Balloons filled with smuggled cigarettes keep drifting into Lithuania from Belarus, causing travel chaos.
Prime Minister Inga Ruginienė said at a press conference today that the Baltic country will shoot down the balloons and shut the borders.
Vilnius Airport was closed 4 times last week after balloons containing as many as 1,600 black-market cigarettes were blown into its airspace.
Airport officials said on Monday that 170 flights have been disrupted by the balloons, impacting greater than 27,000 passengers.
On Sunday alone, 47 flights to and from Vilnius Airport were cancelled, delayed or diverted, with radars picking up 66 objects travelling from Belarus into Lithuania.

Ruginienė added following a gathering of the National Security Commission: ‘We’re sending a signal to Belarus that no hybrid attack might be tolerated, and we’re taking the strictest measures to stop such attacks.’
The military will take ‘all needed measures’ to stop the balloons, Ruginienė said, declining to elaborate what she meant by this.
Lithuania might also discuss invoking NATO Article 4, which might force a gathering of the alliance to debate if a member is being ‘threatened’.
The Medininkai and Šalčininkai border crossings with Belarus have been closed, though diplomats can still jump over the lines and EU residents and Lithuanians can enter from Belarus.
Lithuania’s anti-drug smuggling laws might be strengthened, including tougher fines and possible prison sentences.
Tensions are already high after waves of drones have been whizzing above European airports, with many pointing fingers at Russia.
Belarusian Minister of Foreign Affairs Maxim Ryzhenkov said Lithuania is ‘upsetting’ Belarus by closing the border.
The minister told local media, based on the Lithuanian news agency BelTA, that smugglers using the balloons is nothing latest.
‘But notably, we received no formal notes. They may not even discover what those balloons were or what they carried,’ he added.
Ryzhenkov said to shut the border with Belarus, a key ally of Russia, is ‘anti-Russian’.
Lithuania has struggled for greater than a yr with the contraband-carrying weather balloons, Ruginiene said.

‘Last yr, we were blind chickens and didn’t see many things. Thank God, there was no catastrophe,’ she added.
‘We didn’t see certain moving objects, so there have been no decisions to shut the airspace.’

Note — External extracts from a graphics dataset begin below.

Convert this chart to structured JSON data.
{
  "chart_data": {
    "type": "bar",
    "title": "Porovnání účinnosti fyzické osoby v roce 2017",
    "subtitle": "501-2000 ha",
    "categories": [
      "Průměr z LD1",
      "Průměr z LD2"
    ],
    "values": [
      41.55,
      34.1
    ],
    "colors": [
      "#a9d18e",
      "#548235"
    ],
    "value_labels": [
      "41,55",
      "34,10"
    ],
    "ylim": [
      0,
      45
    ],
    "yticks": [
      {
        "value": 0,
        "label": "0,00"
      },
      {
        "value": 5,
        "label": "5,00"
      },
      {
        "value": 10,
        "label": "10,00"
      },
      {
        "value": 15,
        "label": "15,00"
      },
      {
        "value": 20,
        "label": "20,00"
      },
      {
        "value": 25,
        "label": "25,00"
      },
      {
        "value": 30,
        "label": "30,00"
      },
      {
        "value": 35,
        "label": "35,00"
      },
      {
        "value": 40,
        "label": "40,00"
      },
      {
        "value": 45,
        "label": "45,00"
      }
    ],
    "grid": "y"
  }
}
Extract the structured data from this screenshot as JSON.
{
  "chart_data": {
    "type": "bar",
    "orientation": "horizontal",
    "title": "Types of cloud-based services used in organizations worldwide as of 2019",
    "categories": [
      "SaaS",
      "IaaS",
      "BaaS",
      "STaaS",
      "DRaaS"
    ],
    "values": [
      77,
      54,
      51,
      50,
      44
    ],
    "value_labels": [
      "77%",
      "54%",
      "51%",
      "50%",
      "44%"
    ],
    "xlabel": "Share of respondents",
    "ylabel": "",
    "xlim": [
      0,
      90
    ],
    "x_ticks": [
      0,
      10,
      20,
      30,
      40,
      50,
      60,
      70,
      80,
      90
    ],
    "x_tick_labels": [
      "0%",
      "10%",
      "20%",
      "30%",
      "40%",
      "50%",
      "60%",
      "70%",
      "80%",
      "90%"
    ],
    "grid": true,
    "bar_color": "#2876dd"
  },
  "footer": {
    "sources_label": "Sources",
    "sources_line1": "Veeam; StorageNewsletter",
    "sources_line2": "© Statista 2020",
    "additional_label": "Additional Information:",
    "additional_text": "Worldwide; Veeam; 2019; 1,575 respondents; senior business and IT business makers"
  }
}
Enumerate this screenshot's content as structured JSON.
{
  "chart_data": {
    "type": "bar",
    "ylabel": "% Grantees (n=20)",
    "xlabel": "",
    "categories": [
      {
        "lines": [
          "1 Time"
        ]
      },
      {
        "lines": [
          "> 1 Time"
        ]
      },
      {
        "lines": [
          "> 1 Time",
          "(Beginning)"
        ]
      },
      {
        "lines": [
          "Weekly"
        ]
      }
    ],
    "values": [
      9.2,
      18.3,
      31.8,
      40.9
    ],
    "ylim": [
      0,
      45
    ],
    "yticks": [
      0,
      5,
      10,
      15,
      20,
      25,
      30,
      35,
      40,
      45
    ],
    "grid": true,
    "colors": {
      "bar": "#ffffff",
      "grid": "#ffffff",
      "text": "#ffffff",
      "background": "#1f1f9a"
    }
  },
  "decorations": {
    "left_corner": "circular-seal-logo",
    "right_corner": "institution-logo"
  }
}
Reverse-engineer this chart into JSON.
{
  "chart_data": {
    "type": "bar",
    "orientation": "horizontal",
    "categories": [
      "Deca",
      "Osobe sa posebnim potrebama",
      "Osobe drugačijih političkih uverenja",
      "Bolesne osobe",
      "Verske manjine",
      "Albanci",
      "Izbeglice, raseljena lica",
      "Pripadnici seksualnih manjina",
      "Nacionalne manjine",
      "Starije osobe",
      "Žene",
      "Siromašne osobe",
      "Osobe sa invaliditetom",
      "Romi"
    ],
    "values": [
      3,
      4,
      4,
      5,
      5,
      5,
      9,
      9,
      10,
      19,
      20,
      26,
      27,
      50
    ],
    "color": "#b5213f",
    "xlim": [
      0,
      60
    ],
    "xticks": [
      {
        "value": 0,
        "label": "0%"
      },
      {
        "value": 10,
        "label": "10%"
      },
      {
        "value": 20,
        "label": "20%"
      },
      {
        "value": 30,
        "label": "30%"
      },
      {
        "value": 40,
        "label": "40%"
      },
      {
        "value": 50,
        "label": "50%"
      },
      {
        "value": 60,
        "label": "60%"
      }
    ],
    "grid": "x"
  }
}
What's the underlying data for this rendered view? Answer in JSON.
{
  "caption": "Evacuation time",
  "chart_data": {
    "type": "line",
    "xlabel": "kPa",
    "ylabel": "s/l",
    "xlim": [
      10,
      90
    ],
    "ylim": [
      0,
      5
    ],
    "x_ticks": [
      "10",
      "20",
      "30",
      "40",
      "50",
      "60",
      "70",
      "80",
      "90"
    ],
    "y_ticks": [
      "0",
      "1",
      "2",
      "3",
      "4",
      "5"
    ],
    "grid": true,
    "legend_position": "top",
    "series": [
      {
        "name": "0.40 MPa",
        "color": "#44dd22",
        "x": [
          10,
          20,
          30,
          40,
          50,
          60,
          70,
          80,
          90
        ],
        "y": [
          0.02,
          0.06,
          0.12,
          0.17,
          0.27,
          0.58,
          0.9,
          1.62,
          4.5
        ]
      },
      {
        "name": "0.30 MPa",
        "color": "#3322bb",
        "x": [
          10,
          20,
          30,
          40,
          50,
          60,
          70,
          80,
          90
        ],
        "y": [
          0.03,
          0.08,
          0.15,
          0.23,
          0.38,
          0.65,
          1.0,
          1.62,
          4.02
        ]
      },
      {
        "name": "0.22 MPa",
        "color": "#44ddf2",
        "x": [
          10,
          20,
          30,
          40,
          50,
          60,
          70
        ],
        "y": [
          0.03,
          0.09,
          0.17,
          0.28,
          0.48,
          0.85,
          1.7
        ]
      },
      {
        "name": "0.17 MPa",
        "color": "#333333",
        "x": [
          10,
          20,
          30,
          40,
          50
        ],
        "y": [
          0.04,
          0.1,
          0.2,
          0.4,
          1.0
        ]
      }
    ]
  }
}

If a plane were to smash into the balloons, the collision can be ‘dramatic’ as their cargo can weigh as much as 60kg, said Vidas Kšanas, safety director at Lithuanian Airports, an organization which manages Vilnius, Kaunas and Palanga airports.
Weather balloons are popular with drug smugglers within the Baltic country as they only cost as little as £10, with the helium to pump it tallying £150, experts told the Lithuanian news outlet tv3.lt.
Smugglers launch the balloons, intended to watch air pressure and humidity, by the border.
They rise as much as an altitude of as much as 8km, where border guards can now not see them, before catching the wind to travel at as much as 200kmph.
Smugglers likely attach GPS sensors to the balloons to trace where they land.
Lithuanian prosecutors have launched 13 pre-trial investigations into the weather balloons thus far.